Ford and Volkswagen join forces on the development of self-driving cars

28 February 2019

In news this month, 2 of the world’s largest automaker are to form an alliance with the prime aim being the development of electric and autonomous vehicles. Ford and Volkswagen have officially confirmed the first details of their broad ‘global partnership’, which will begin with the two Giants, pairing up to deliver commercial vehicles in the near future. In addition, the two have also signed a MoU (memorandum of understanding) to “investigate collaboration” on autonomous/electric vehicles and mobility services, as well as other “additional vehicle programmes” in the future as they stated.
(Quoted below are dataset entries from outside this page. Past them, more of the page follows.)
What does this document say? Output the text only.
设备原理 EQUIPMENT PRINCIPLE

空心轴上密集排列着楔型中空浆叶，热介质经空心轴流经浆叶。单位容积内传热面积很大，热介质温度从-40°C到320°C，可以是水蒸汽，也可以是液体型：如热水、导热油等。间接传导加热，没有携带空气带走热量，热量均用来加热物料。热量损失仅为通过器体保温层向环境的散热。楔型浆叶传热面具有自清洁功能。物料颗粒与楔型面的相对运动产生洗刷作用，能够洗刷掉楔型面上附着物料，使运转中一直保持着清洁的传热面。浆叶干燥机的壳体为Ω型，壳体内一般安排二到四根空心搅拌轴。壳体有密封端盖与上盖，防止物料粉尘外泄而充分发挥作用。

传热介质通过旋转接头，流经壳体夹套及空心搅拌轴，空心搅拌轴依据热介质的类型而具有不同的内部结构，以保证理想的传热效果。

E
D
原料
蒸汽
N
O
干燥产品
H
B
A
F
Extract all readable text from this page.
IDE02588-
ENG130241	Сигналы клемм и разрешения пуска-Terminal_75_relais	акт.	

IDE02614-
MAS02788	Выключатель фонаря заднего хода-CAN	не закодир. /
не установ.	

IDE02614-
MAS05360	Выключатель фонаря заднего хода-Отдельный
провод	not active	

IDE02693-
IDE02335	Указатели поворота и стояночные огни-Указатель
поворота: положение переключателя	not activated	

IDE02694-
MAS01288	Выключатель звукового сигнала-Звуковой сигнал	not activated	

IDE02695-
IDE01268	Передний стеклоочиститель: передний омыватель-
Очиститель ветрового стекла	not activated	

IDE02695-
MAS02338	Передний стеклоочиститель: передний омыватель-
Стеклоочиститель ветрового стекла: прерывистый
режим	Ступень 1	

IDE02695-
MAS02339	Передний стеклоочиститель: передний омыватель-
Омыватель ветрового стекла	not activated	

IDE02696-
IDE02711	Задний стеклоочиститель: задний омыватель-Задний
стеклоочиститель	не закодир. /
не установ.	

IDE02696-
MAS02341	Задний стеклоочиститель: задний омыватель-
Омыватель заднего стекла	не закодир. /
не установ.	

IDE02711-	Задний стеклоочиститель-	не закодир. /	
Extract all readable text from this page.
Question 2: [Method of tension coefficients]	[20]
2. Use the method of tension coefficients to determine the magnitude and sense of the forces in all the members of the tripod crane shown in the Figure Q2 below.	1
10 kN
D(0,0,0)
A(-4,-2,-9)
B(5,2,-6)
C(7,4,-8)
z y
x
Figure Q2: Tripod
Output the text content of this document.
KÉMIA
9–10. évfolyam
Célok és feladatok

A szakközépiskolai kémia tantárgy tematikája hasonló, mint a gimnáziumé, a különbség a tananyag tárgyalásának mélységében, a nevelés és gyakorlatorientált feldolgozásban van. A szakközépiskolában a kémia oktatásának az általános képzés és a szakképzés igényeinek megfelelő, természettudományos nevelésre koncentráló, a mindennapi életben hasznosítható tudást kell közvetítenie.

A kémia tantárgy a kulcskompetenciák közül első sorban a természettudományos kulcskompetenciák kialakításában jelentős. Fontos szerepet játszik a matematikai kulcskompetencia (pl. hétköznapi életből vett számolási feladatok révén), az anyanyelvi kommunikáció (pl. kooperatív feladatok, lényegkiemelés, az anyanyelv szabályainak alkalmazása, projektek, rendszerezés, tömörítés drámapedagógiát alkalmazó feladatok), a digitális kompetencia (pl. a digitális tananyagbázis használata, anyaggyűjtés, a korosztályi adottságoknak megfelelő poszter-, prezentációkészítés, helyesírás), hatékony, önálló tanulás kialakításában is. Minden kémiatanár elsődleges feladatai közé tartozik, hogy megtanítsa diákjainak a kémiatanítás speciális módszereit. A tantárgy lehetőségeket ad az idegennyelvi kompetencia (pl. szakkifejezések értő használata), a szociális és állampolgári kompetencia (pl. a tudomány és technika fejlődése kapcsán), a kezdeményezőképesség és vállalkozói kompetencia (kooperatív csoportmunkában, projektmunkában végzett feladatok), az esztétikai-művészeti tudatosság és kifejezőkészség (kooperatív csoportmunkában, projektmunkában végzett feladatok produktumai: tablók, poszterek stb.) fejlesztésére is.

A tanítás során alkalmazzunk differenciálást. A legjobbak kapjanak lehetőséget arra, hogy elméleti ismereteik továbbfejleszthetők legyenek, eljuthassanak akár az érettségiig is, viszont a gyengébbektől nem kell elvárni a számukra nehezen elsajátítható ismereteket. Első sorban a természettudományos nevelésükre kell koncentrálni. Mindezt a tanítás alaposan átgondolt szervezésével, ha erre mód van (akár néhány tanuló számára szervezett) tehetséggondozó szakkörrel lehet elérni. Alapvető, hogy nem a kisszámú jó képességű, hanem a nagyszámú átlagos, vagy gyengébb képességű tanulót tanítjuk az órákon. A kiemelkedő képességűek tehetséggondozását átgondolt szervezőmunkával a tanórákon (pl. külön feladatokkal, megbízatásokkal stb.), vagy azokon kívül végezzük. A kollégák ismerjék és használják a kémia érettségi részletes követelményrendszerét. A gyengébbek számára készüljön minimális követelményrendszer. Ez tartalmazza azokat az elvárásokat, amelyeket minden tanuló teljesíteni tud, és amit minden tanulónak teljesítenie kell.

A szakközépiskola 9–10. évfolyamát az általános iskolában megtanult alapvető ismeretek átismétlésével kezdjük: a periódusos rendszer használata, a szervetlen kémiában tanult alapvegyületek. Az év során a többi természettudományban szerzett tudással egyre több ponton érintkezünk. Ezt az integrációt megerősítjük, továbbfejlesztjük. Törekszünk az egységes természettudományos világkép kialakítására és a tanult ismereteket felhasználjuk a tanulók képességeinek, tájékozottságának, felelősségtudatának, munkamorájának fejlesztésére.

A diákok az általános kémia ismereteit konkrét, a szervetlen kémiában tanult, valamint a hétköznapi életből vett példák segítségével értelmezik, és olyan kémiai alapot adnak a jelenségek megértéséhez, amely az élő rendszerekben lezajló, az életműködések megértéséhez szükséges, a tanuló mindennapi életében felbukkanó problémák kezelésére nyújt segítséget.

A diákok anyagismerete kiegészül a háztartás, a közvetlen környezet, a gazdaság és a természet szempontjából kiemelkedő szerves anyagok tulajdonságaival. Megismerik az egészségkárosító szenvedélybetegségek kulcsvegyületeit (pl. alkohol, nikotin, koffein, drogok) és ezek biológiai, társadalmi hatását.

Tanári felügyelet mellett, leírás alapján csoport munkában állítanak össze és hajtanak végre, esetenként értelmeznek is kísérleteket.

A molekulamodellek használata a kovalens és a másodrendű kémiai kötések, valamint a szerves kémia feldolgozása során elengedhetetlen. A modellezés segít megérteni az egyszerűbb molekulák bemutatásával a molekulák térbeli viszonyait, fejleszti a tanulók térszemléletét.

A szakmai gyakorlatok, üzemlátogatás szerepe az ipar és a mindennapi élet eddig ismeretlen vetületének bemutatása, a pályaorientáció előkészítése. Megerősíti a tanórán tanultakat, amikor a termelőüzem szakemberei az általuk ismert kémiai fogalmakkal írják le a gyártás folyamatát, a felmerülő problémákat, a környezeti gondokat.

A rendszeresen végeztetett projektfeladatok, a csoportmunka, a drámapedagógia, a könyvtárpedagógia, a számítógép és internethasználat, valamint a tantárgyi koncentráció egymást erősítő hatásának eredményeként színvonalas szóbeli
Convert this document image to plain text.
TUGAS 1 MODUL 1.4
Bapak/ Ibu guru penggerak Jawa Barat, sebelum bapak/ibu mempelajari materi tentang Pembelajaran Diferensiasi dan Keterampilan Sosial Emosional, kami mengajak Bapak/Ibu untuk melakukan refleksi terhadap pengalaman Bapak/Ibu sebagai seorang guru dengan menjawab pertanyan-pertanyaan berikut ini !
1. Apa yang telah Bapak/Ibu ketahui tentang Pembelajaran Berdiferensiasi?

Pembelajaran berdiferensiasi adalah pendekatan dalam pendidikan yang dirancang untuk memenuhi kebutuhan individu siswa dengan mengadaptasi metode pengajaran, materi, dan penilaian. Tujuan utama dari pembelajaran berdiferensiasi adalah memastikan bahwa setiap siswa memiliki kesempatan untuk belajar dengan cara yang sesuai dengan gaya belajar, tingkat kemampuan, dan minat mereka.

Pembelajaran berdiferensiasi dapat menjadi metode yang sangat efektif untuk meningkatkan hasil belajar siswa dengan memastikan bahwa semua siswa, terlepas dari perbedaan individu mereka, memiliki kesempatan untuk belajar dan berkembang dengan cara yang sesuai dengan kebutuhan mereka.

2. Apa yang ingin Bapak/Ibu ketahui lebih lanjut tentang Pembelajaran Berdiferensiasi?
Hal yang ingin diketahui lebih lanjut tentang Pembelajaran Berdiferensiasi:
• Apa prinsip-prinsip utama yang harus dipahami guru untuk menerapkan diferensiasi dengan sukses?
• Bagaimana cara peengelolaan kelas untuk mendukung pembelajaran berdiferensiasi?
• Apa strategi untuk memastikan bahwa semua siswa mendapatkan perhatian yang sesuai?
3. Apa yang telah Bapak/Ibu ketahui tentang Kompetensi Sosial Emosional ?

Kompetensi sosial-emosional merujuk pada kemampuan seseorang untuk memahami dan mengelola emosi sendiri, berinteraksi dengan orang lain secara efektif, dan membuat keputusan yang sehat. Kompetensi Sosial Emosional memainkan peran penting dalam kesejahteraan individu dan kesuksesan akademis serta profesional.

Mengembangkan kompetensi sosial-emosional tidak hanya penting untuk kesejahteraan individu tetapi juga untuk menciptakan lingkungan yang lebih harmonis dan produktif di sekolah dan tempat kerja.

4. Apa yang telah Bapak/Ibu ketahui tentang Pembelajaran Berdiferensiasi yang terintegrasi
In August Ford quietly set up its own Autonomous Vehicles stand alone business as FORD CEO, Jim Hackett was quoted saying “As expected and intended, we’re receiving significant interest from potential partners and financial investors,”.

However, they have now moved a step further by announcing their partnership at the Detroit Motor Show this week, following months of negotiations, as Volkswagen CEO Herbert Diess confirmed. “We love to work together with the Ford guys, they are really serious and professional.”

It is also worth noting that Diess was tremendously excited about the partnership and believed that by Volkswagen gaining access to Ford’s midsized Ranger pickup truck platform, it would allow them to become “very, very competitive together in this segment”. By working together on models in a crucial sector for both companies (Ford and Volkswagen sold a combined total of 1.2m commercial vehicles in 2018 alone), it’s expected that the alliance will bring “significant scale and efficiencies” and crate a new “Megaplayer” in the industry”. It is also expected to include that Ford licensing Volkswagen’s MEB platform, its modular platform for electric vehicles which is already in use in Audi, SEAT, Škoda and Volkswagen models

The alliance – which is likely to prove the largest of its kind in the automotive industry – is anticipated to include the two companies expertise, knowledge and pooling resources for the costly development of self-driving vehicles. Ford, has already announced that a restructure worth over $11 billion in the next 3 to 5 years in order to focus on the research and creation of new technologies and reshape the focus of the company which consequently means that potentially Volkswagen will also be “sharing” that cost, a factor crucial to the pans’ success. Finding someone to share those kinds of costs with will be crucial to its success. a Volkswagen investment in Ford, as well as . Ford is in the early stages of a multi-billion dollar restructuring, with $15bn (£12bn) earmarked for development of electric and autonomous vehicles in coming years.

All future Volkswagen EVs will be based on the company's MEB platform

In an Bloomberg interview, Ford CEO Jim Hackett stated that Ford would never leave Europe and “never sell” its brand, although Volkswagen may eventually manufacture Ford-branded cars for the European market.

The alliance is not the first to be seen in the industry as last year, Honda invested £2.1 billion in General Motors’ self-driving division as the 2 companies have major plans underway to challenge tech giants Apple and Google with a new range of driverless taxis in the near future. It is a common narrative nowadays that many of the largest “automakers” worldwide are beginning to shift their focus entirely to researching and developing zero-emissions and self-driving vehicles as global legislation aims to reduce pollution.

Ford, BMW, Daimler and Volkswagen, are also co-owners of the Ionity scheme, which is developing a network of ultra-fast charging stations across Europe.

The partnership is highly awaited by industry and other experts and is hopefully a sign of better days for the industry during a period of decreased demand globally (and particularly in China) as markets have slumped due to a variety of political and economic reasons. Ford announced earlier this year that it would be cutting thousands of jobs in a turnaround plan as reported by the BBC, closing plants, and discontinuing unprofitable models in Europe, with Hackett telling Bloomberg that among other problems, the Brexit vote “hurt” its business in Europe.

It remains to be seen how this will affect their overall operations in the UK and what part of their new partnership will be performed here or in the US.